You spy an online ad for this adorable summer dress that’s to die for. Later, you flip through the Costco catalogue and that Vitamix Blender you’ve been eyeing is on sale.
Without thinking, you whip out your card, make your purchase and you feel great. Until the bill comes. Then you remember your vow and beat yourself up for not having more will-power.
BUT WAIT! According to the latest research, all the will power in the world may not be enough. Blame it on your brain.
A recent study did brain scans on people who planned to buy with credit cards and those planning to use cash. They discovered a notable disparity in brain activity between the two groups.
“Buying on credit doesn’t just ease shoppers’ inhibitions,” reports the Wall Street Journal. “It actively encourages purchases.”
Here’s what happens. You see an item you like. Just knowing that you’ll be charging it causes the reward centers in your brain to instantly light up, releasing a shower of neurochemicals which trigger an irresistible craving to spend. (Note the emphasis on irresistible!)
This pattern does not occur when using cash. “It’s a very stark difference,” explain the researchers.
Of course, you could cut up your credit cards. Or refuse to use them. But these days, when most purchases are made online, that gets a bit tricky.
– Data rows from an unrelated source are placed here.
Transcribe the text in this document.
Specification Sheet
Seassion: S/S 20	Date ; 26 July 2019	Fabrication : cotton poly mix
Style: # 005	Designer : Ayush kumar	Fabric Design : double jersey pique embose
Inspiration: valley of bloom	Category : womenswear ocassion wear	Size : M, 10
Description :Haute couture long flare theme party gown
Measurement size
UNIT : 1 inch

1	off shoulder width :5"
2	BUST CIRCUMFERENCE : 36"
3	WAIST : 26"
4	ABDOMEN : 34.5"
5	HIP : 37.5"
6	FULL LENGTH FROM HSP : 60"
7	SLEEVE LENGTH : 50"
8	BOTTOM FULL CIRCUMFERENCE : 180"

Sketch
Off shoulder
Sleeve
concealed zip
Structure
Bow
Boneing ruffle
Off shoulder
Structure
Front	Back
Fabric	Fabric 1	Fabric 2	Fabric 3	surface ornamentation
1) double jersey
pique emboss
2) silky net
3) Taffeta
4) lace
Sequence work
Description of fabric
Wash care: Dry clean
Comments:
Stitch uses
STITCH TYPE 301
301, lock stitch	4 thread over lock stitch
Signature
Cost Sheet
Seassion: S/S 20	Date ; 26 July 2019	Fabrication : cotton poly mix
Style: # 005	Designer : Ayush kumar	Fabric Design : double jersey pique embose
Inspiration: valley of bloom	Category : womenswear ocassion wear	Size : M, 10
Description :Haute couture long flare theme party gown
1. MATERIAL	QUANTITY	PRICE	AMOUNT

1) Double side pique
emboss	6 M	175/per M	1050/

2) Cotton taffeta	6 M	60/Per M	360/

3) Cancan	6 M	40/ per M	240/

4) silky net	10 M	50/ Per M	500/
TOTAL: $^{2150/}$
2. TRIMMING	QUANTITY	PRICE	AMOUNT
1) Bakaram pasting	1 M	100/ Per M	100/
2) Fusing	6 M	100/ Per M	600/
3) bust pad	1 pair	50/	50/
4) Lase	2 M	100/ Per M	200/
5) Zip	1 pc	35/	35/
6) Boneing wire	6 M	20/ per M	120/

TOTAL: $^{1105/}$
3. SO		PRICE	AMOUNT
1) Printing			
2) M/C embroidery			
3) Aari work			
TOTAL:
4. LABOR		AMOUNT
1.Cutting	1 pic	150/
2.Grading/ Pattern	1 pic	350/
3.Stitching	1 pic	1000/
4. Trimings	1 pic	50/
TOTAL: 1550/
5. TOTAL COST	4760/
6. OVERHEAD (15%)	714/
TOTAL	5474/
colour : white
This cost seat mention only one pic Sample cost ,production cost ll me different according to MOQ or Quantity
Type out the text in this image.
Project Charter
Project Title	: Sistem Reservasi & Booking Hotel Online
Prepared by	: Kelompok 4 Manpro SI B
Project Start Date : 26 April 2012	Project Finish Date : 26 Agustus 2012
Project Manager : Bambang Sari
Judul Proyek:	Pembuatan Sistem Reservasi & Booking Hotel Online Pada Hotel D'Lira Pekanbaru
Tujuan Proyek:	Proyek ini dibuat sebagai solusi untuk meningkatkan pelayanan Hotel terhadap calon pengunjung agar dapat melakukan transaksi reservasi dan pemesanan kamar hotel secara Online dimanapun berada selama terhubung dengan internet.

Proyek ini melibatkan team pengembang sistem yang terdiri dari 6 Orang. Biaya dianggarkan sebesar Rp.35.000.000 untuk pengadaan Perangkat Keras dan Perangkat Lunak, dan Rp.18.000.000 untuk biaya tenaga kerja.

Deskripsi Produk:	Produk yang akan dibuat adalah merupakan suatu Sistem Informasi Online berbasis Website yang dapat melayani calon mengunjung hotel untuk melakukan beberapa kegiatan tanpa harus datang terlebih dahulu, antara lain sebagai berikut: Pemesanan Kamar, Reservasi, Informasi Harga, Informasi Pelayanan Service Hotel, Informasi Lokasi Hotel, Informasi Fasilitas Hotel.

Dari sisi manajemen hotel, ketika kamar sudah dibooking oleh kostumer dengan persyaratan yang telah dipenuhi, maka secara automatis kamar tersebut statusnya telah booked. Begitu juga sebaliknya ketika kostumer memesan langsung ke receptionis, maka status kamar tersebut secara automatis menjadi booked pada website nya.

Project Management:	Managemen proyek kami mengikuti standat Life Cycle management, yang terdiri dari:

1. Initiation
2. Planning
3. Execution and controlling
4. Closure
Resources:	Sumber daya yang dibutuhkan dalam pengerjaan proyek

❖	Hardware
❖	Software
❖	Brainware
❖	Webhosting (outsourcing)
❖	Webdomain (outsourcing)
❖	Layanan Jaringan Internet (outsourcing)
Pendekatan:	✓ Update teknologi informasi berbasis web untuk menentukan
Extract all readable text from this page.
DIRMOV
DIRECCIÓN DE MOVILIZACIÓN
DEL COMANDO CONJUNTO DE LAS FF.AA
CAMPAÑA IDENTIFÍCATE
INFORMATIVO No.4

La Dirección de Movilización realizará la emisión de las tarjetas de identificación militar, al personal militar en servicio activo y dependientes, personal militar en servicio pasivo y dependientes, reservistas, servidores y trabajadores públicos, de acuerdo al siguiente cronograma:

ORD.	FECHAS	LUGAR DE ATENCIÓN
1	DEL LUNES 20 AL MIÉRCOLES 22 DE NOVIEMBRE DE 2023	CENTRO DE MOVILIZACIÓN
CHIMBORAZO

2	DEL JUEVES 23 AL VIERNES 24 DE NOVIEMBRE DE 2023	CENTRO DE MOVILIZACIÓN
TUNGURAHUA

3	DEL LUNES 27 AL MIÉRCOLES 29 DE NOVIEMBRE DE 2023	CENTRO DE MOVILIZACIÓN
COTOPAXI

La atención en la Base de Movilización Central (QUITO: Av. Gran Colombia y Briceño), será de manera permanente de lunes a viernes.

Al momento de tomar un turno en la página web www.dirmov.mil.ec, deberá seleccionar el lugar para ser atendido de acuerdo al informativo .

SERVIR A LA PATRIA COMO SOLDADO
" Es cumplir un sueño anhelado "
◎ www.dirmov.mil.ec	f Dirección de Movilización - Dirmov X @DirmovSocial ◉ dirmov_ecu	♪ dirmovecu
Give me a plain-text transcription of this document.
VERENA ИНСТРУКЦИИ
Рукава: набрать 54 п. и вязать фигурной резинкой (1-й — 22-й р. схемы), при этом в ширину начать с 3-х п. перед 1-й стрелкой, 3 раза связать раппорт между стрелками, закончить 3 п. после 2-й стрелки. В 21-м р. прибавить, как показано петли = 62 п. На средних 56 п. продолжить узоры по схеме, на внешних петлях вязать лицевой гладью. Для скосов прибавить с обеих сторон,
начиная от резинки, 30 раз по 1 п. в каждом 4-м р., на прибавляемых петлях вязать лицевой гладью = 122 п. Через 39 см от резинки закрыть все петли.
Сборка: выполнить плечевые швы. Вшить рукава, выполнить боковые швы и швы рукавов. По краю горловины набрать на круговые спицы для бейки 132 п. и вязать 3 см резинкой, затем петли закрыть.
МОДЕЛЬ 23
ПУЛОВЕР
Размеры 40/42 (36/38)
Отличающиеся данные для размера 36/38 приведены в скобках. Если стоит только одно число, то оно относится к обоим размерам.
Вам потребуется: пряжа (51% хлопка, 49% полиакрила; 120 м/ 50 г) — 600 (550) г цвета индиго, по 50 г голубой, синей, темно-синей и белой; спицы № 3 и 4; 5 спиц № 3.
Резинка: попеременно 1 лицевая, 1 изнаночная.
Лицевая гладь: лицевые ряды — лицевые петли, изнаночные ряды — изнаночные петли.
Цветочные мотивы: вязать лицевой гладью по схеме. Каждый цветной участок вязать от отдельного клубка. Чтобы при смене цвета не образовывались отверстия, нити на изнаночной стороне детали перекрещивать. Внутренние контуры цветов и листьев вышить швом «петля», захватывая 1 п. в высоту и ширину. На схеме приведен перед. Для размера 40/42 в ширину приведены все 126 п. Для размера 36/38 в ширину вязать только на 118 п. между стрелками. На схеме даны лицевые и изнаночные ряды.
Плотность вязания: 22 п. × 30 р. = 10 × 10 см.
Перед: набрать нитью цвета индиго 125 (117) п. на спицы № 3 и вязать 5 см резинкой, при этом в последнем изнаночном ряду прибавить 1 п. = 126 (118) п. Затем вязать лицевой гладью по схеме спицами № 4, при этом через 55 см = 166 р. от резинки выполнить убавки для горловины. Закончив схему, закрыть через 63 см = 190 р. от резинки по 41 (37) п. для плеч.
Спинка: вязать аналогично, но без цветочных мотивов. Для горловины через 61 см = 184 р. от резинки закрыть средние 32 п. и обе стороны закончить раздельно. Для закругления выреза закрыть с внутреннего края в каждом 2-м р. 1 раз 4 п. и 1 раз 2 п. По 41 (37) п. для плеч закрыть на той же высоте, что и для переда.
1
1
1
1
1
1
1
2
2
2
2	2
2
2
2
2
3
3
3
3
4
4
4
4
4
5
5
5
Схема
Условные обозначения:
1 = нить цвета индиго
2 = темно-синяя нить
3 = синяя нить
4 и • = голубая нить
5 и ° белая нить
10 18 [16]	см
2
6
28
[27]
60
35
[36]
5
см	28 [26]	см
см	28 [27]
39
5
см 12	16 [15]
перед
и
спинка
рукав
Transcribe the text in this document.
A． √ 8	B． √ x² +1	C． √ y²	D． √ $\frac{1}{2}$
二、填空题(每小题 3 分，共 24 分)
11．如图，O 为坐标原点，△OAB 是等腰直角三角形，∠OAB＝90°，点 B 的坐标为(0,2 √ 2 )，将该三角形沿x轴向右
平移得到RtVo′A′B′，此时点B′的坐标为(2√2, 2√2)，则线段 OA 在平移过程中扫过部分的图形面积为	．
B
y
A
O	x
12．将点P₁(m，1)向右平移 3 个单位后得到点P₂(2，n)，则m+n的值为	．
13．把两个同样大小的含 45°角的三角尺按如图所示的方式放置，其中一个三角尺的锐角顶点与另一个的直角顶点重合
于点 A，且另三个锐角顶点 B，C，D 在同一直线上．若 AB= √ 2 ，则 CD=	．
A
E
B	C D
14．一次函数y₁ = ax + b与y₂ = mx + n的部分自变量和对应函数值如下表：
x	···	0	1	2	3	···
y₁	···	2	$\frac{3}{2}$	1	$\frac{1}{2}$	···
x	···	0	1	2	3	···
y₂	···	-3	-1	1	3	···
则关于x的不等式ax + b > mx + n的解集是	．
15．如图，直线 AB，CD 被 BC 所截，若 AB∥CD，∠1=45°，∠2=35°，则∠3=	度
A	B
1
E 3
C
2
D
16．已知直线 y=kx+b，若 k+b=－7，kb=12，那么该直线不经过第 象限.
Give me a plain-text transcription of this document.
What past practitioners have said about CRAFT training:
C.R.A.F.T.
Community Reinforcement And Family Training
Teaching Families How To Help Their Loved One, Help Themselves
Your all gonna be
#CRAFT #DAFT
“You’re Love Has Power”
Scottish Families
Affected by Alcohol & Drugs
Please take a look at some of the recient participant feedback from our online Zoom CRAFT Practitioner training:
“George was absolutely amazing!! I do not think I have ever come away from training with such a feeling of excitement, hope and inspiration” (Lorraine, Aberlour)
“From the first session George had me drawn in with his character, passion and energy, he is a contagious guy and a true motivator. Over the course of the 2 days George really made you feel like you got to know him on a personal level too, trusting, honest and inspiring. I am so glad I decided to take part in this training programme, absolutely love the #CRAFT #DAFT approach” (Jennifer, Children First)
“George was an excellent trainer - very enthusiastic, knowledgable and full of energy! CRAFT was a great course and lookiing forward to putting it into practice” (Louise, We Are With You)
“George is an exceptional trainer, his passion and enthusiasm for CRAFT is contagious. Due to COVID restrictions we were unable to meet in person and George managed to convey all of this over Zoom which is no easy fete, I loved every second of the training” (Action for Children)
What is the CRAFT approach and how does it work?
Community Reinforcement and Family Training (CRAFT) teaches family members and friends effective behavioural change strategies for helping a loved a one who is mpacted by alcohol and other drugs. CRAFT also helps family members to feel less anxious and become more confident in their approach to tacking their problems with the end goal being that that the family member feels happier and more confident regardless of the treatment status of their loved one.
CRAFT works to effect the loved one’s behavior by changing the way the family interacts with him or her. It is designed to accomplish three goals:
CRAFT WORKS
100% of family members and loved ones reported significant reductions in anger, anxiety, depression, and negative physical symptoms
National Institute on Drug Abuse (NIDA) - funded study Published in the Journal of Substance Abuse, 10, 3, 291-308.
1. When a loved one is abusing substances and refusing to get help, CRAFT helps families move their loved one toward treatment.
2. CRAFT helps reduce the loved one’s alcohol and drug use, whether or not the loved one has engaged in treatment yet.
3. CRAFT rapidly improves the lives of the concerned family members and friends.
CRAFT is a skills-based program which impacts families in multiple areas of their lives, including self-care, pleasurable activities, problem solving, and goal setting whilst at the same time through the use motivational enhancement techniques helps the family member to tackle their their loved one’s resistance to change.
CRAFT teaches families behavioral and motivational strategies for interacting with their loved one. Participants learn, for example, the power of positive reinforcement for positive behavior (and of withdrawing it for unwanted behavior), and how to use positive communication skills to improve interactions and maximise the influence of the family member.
Instead, why not apply the 3 steps of the Rewire Response I lay out in my latest book, Rewire for Wealth. I assure you, when it comes to the brain’s fierce gravitational pull, will power rarely works.
First, Recognize your strong impulse to buy, with curiosity not criticism. “Isn’t that interesting! I’m having a thought about buying that dress, even though I promised myself I wouldn’t spend.”
Next, Reframe that urge, with a more positive affirmation. “I feel so good when I keep my promises to myself.” Or “I’m excited to put the price of that dress into my bank account instead.”
And finally Respond Differently by ignoring the ad (or returning your purchase) and depositing that money in savings.
Easier said than done? You bet! But, if you repeat these three steps over and over again, you’ll find it gets consistently easier to resist the urge to spend.